Donnant une version des faits totalement différente de celle colportée par la presse « officielle » et faisant apparaître au grand jour la férocité de la politique répressive du gouvernement mexicain, ses mails feront le tour du monde, relayés par de nombreux sites internet et diffusés par les comités de soutien à la grève.
Cette expérience marque profondément le dessinateur : désormais, il va regarder d'un autre œil la réalité d'Oaxaca, attentif non seulement aux tensions qui traversent la région mais aussi à sa culture, ses habitants et ses paysages. Même après la fin de la révolte et tout au long de son séjour au Mexique (il y restera en tout presque deux ans et il y retournera brièvement en 2009), Kuper continue à dessiner inlassablement ce qui l'entoure, s'attardant sur la beauté d'un visage, d'un paysage ou d'un cactus majestueux, toujours poussé par sa nécessité « d’illustrer les moments obscurs d’Oaxaca et d’en capturer en même temps la lumière ».

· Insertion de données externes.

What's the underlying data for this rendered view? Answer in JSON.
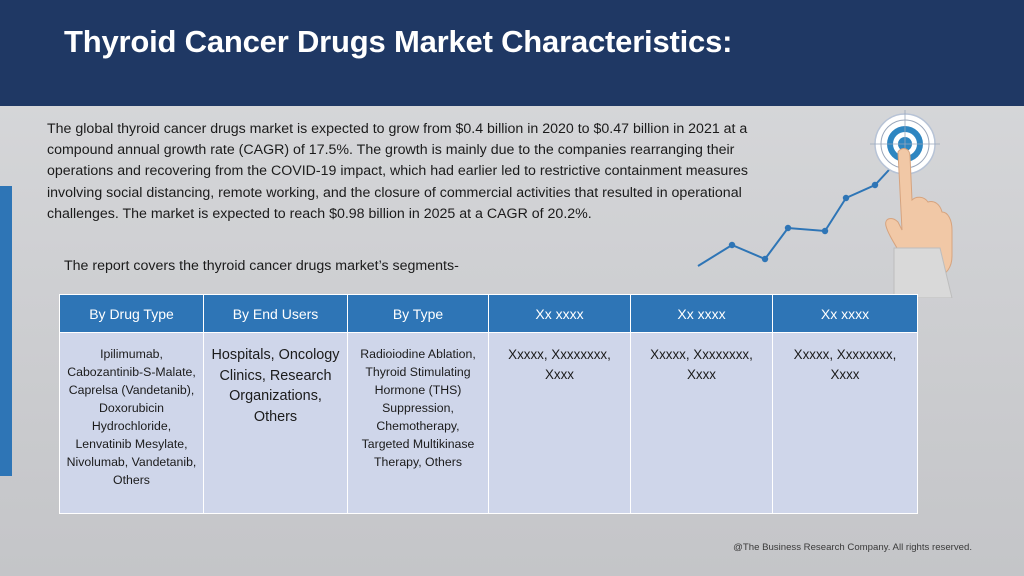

En décembre 2010, Kuper retourne à Oaxaca, sur les lieux de la révolte de 2006, et a enrichi son journal d'un dernier chapitre qui met en perspective ses expériences et ses impressions.Dans Journal d'Oaxaca, Peter Kuper est à la fois témoin direct de la lutte d'un peuple pour la justice et la démocratie, et découvreur émerveillé d'une nature éblouissante et d'une civilisation millénaire. Entre reportage et carnet de voyage, Kuper - observateur attentif et chroniqueur engagé du monde contemporain - brosse un portrait original et haut en couleurs de la vie et de la culture mexicaine.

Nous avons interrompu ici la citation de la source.